I was walking around Old Colorado City with Poncho the other day, 
enjoying the fresh air of a fall day in Colorado and looking at all the nifty hole-in-the-wall shops and restaurants. As we walked, we passed by some other couple who I'd never seen before and will likely never see again, and the strangest thing happened. 

I have to make a quick interlude here for clarity's sake. I periodically have these moments of incredible lucidity, as if I'm seeing humanity through the eyes of a being from a higher dimension or something. This one time, it was during a commercial break, and there was some guy talking about some random thing I'd likely never buy. For the briefest second, I saw him as if I weren't a human and had never seen a human before. And I have to say guys, we look really freaking terrifying if you think about it. It's hard to see humans from an objective perspective, but for that one moment, I did. And we are ugly ugly beasties.

Anyway, I had one of those lucid moments walking by this couple. I looked the man in the eye, and I saw his face as if he were really 17 and was wearing make-up or prosthetics to make himself appear older. It was like he was wearing an age mask.

I'm coming up on my twentieth birthday here soon, and it has me thinking a lot about getting older and how we age. It's akin to that feeling you have every year on your birthday, when you think you should feel different now that you're a year older, but you never do. It just feels like another day in your life. Except that I'm about to have that feeling for the twentieth time. Two decades. 


Poncho regularly remarks on how odd it is that she can remember specific events clearly up so some fifteen or sixteen years ago. I curled up in a ball and groaned about feeling old last time she mentioned anything to the effect.

I'm not a particularly astute observer, as you may or may not know. I tend to not notice things until they're right in front of my face, painted bright red and translated into layman's terms and then explained to me step by step by Mr. Rogers or Bill Nye with his cool little dinosaur explanations. I am however a highly intelligent person, and I notice things that aren't obvious without even paying them much attention.

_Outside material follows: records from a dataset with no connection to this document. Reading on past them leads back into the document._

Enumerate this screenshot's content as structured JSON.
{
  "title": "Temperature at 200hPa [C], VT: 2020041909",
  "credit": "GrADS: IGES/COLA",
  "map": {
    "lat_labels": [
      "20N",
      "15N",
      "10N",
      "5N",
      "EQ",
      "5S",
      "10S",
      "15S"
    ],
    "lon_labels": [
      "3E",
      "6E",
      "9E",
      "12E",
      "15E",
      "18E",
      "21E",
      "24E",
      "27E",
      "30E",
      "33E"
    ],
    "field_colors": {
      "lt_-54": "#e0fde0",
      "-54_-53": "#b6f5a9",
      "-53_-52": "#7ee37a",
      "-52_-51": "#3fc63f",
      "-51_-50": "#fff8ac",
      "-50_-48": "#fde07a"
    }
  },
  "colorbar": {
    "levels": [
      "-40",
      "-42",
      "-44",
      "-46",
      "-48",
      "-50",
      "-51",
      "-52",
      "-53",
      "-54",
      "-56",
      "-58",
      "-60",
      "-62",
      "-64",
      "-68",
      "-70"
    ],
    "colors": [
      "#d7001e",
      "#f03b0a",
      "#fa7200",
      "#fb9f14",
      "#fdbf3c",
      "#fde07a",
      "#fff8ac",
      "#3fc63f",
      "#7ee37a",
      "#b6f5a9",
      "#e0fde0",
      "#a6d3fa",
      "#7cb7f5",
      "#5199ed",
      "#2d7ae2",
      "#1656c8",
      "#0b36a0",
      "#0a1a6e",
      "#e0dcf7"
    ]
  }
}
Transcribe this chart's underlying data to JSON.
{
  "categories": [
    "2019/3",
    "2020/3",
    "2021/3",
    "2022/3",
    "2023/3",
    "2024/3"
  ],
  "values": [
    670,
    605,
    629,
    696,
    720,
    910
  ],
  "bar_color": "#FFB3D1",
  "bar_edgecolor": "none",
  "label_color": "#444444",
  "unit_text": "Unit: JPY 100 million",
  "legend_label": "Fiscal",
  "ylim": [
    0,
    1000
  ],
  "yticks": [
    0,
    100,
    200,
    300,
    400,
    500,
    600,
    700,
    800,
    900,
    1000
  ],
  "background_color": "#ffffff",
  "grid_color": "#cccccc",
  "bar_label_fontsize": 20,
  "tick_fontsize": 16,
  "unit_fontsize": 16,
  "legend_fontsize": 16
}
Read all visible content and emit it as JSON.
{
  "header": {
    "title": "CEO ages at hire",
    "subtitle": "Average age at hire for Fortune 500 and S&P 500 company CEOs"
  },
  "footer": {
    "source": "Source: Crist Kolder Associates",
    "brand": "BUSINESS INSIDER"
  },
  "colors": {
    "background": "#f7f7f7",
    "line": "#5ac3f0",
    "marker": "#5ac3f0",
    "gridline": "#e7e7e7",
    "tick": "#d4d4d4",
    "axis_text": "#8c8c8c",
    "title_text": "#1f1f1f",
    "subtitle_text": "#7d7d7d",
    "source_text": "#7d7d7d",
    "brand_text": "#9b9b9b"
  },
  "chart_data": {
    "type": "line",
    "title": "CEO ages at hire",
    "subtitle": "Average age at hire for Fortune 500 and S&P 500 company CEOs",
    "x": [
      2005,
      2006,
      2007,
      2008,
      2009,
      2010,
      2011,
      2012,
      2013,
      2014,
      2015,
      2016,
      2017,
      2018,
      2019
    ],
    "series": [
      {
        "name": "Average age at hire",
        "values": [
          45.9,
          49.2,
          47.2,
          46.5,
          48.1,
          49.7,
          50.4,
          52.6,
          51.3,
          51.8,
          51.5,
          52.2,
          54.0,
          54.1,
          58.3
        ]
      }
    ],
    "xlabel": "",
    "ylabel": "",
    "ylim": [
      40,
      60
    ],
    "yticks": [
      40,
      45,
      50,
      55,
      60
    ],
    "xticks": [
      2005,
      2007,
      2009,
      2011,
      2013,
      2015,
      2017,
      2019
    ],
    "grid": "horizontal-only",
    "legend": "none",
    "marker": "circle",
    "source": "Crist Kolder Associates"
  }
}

As it is, I barely know other people exist unless I care to pay them specific attention. I don't do it on purpose, as in ignoring them intentionally. I just don't stop to consider other people unless I'm prompted to. This isn't something that everyone does, I know. There are many people that are highly conscious of other people around them all the time, and they notice a lot of things that I miss. I make sure to have at least one of those kinds of people around as often as is possible so I have a pair of eyes on my social blind spots.


So maybe I'm just slow or crazy for only just putting thoughts to this particular phenomenon, but who knows. Here goes anyway.

It's weird to think about other people from the perspective that they are also conscious, reasoning, and self-aware creatures who have lived many many years on this earth with their own experiences and interactions and relationships. I saw this couple with their age-masks, and I realized that this was another human being living life on the same planet, dealing with all the same needs as myself and having to face a lot of the same troubles I do. I realized that this man was once 19 going on 20 and seeing life with the same eyes I do now.

It's difficult for me to imagine getting older being any different because I have no idea of how life is going to change me or affect who I am now as I age. I'd like to think that I won't be too different. But then I'd just be 19-year old Mister Ludeman walking around with a 30/40/50-year old age-mask on, and that doesn't stand up in the face of logic. I may be very much the same person, but I'll undoubtedly be shaped differently due to all my time spent living in this fleshy meatsack of a body on this silly little planet in the vast expanse of our endless universe.


Do you feel old, audience? Do you look in the mirror and see yourself as the same old you, but wearing an age-mask? Or does the face in the mirror show you a different person entirely, this new creature you have become over the years, shaped by the life you've lived and the choices you've made?